Le racisme, bien sûr, est loin d’être le seul problème avec lequel le politiquement correct intervient. Mais, historiquement, dans son exemple, il est plus facile d’expliquer les pièges de l’ambiguïté, qui tombent parfois même dans les codes de conduite stricts prescrits presque dès la naissance. Personne ne sait avec certitude si la princesse de Kent allait, en portant une broche de blackamoor antique, insulter sa future parente, Megan Markle (la future épouse du prince Harry a des racines africaines). Mais le modernisme colonial, rappelant les temps de l’exploitation raciale, est aujourd’hui perçu très différemment par rapport à il ya deux siècles. Pour l'un, il s'agit d'un accessoire innocent de la collection familiale, pour l'autre, de la stigmatisation historique.
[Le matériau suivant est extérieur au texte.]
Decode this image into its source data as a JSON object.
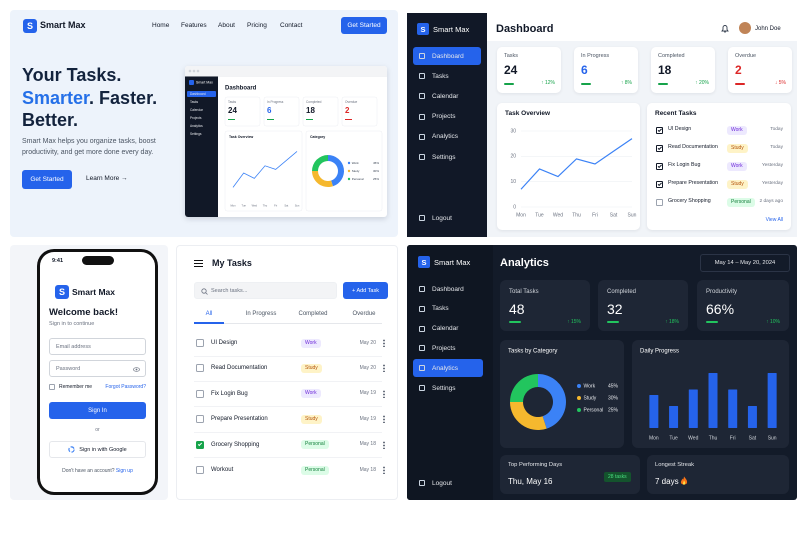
{
  "brand": {
    "letter": "S",
    "name": "Smart Max"
  },
  "landing": {
    "nav": [
      "Home",
      "Features",
      "About",
      "Pricing",
      "Contact"
    ],
    "nav_button": "Get Started",
    "headline": {
      "line1": "Your Tasks.",
      "highlight": "Smarter",
      "line2_rest": ". Faster.",
      "line3": "Better."
    },
    "description": "Smart Max helps you organize tasks, boost productivity, and get more done every day.",
    "primary_button": "Get Started",
    "secondary_button": "Learn More →",
    "mockup": {
      "category_title": "Category"
    }
  },
  "sidebar": {
    "nav": [
      "Dashboard",
      "Tasks",
      "Calendar",
      "Projects",
      "Analytics",
      "Settings"
    ],
    "logout": "Logout"
  },
  "dashboard": {
    "title": "Dashboard",
    "user": "John Doe",
    "active_nav": 0,
    "stats": [
      {
        "label": "Tasks",
        "value": 24,
        "change": "↑ 12%",
        "value_color": "#111827",
        "change_color": "#16a34a"
      },
      {
        "label": "In Progress",
        "value": 6,
        "change": "↑ 8%",
        "value_color": "#2563eb",
        "change_color": "#16a34a"
      },
      {
        "label": "Completed",
        "value": 18,
        "change": "↑ 20%",
        "value_color": "#111827",
        "change_color": "#16a34a"
      },
      {
        "label": "Overdue",
        "value": 2,
        "change": "↓ 5%",
        "value_color": "#dc2626",
        "change_color": "#dc2626"
      }
    ],
    "task_overview": {
      "title": "Task Overview",
      "chart": {
        "type": "line",
        "categories": [
          "Mon",
          "Tue",
          "Wed",
          "Thu",
          "Fri",
          "Sat",
          "Sun"
        ],
        "values": [
          7,
          15,
          12,
          19,
          17,
          22,
          27
        ],
        "ylim": [
          0,
          30
        ],
        "yticks": [
          0,
          10,
          20,
          30
        ],
        "color": "#3b82f6"
      }
    },
    "recent_tasks": {
      "title": "Recent Tasks",
      "items": [
        {
          "name": "UI Design",
          "tag": "Work",
          "date": "Today",
          "done": true
        },
        {
          "name": "Read Documentation",
          "tag": "Study",
          "date": "Today",
          "done": true
        },
        {
          "name": "Fix Login Bug",
          "tag": "Work",
          "date": "Yesterday",
          "done": true
        },
        {
          "name": "Prepare Presentation",
          "tag": "Study",
          "date": "Yesterday",
          "done": true
        },
        {
          "name": "Grocery Shopping",
          "tag": "Personal",
          "date": "2 days ago",
          "done": false
        }
      ],
      "view_all": "View All"
    }
  },
  "login": {
    "time": "9:41",
    "welcome": "Welcome back!",
    "subtitle": "Sign in to continue",
    "email_placeholder": "Email address",
    "password_placeholder": "Password",
    "remember": "Remember me",
    "forgot": "Forgot Password?",
    "sign_in": "Sign In",
    "or": "or",
    "google": "Sign in with Google",
    "no_account": "Don't have an account?",
    "sign_up": "Sign up"
  },
  "my_tasks": {
    "title": "My Tasks",
    "search_placeholder": "Search tasks...",
    "add_button": "+ Add Task",
    "tabs": [
      "All",
      "In Progress",
      "Completed",
      "Overdue"
    ],
    "active_tab": 0,
    "items": [
      {
        "name": "UI Design",
        "tag": "Work",
        "date": "May 20",
        "done": false
      },
      {
        "name": "Read Documentation",
        "tag": "Study",
        "date": "May 20",
        "done": false
      },
      {
        "name": "Fix Login Bug",
        "tag": "Work",
        "date": "May 19",
        "done": false
      },
      {
        "name": "Prepare Presentation",
        "tag": "Study",
        "date": "May 19",
        "done": false
      },
      {
        "name": "Grocery Shopping",
        "tag": "Personal",
        "date": "May 18",
        "done": true
      },
      {
        "name": "Workout",
        "tag": "Personal",
        "date": "May 18",
        "done": false
      }
    ]
  },
  "analytics": {
    "title": "Analytics",
    "date_range": "May 14 – May 20, 2024",
    "active_nav": 4,
    "stats": [
      {
        "label": "Total Tasks",
        "value": 48,
        "change": "↑ 15%"
      },
      {
        "label": "Completed",
        "value": 32,
        "change": "↑ 18%"
      },
      {
        "label": "Productivity",
        "value": "66%",
        "change": "↑ 10%"
      }
    ],
    "category_chart": {
      "type": "donut",
      "title": "Tasks by Category",
      "categories": [
        "Work",
        "Study",
        "Personal"
      ],
      "values": [
        45,
        30,
        25
      ],
      "value_labels": [
        "45%",
        "30%",
        "25%"
      ],
      "colors": [
        "#3b82f6",
        "#f5b82e",
        "#22c55e"
      ]
    },
    "daily_chart": {
      "type": "bar",
      "title": "Daily Progress",
      "categories": [
        "Mon",
        "Tue",
        "Wed",
        "Thu",
        "Fri",
        "Sat",
        "Sun"
      ],
      "values": [
        6,
        4,
        7,
        10,
        7,
        4,
        10
      ],
      "color": "#2563eb"
    },
    "top_day": {
      "title": "Top Performing Days",
      "day": "Thu, May 16",
      "badge": "28 tasks"
    },
    "streak": {
      "title": "Longest Streak",
      "value": "7 days"
    }
  },
  "tag_colors": {
    "Work": {
      "bg": "#ede9fe",
      "fg": "#6d28d9"
    },
    "Study": {
      "bg": "#fef3c7",
      "fg": "#b45309"
    },
    "Personal": {
      "bg": "#dcfce7",
      "fg": "#15803d"
    }
  }
}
Deux optiques, deux systèmes de valeurs - et dans un monde où les guerres de réseau se déroulent en quelques secondes, et informer, hélas, prend beaucoup plus de temps, elles vont inévitablement se heurter. Mais ils doivent vérifier de temps en temps quelles sont les règles de l’auberge. Ce qui peut encore être permis (bronzage) et ce qui ne l'est pas (bronzage sous le signe "African Queen"). Lorsque le jour ne passe pas et que quelqu'un ne pointe pas le doigt et crie l'un des mots magiques ("racisme!", "Xénophobie!", "Appropriation!"), Il est facile de se convaincre que le politiquement correct est allé trop loin et transformé en parodie. Il est certainement plus facile que de comprendre la situation et de respecter les sentiments des autres.
L’idée du politiquement correct est la même qu’il ya plusieurs siècles, quand il n’existait pas de terme: servir de tampon à des traditions ethniques et culturelles contradictoires et à des images du monde. Lorsque cela ne fonctionne pas, le litige peut rapidement devenir incontrôlable et l'indignation peut aller bien au-delà des limites des commentaires sur les réseaux sociaux. Comme dans le cas du fameux sweat-shirt «Coolest Monkey in the Jungle», son apparition a pris fin avec le pogrom des magasins H & M en Afrique du Sud et les menaces pesant sur les parents du mannequin Liam Mango, âgé de cinq ans, qui ont même dû changer de domicile pour des raisons de sécurité.
Le politiquement correct a parfois besoin d'être interrogé avec passion - pour son propre bien. Cela devrait permettre aux gens de s’entendre avant de prendre la fourche - et c’est pourquoi, tout d’abord, vous ne devriez pas le rejeter. Il n’est pas particulièrement pratique - chaque matin de vérifier si la frontière s’est déplacée du jour au lendemain ou non. Mais il vaut toujours mieux sauvegarder les infractions.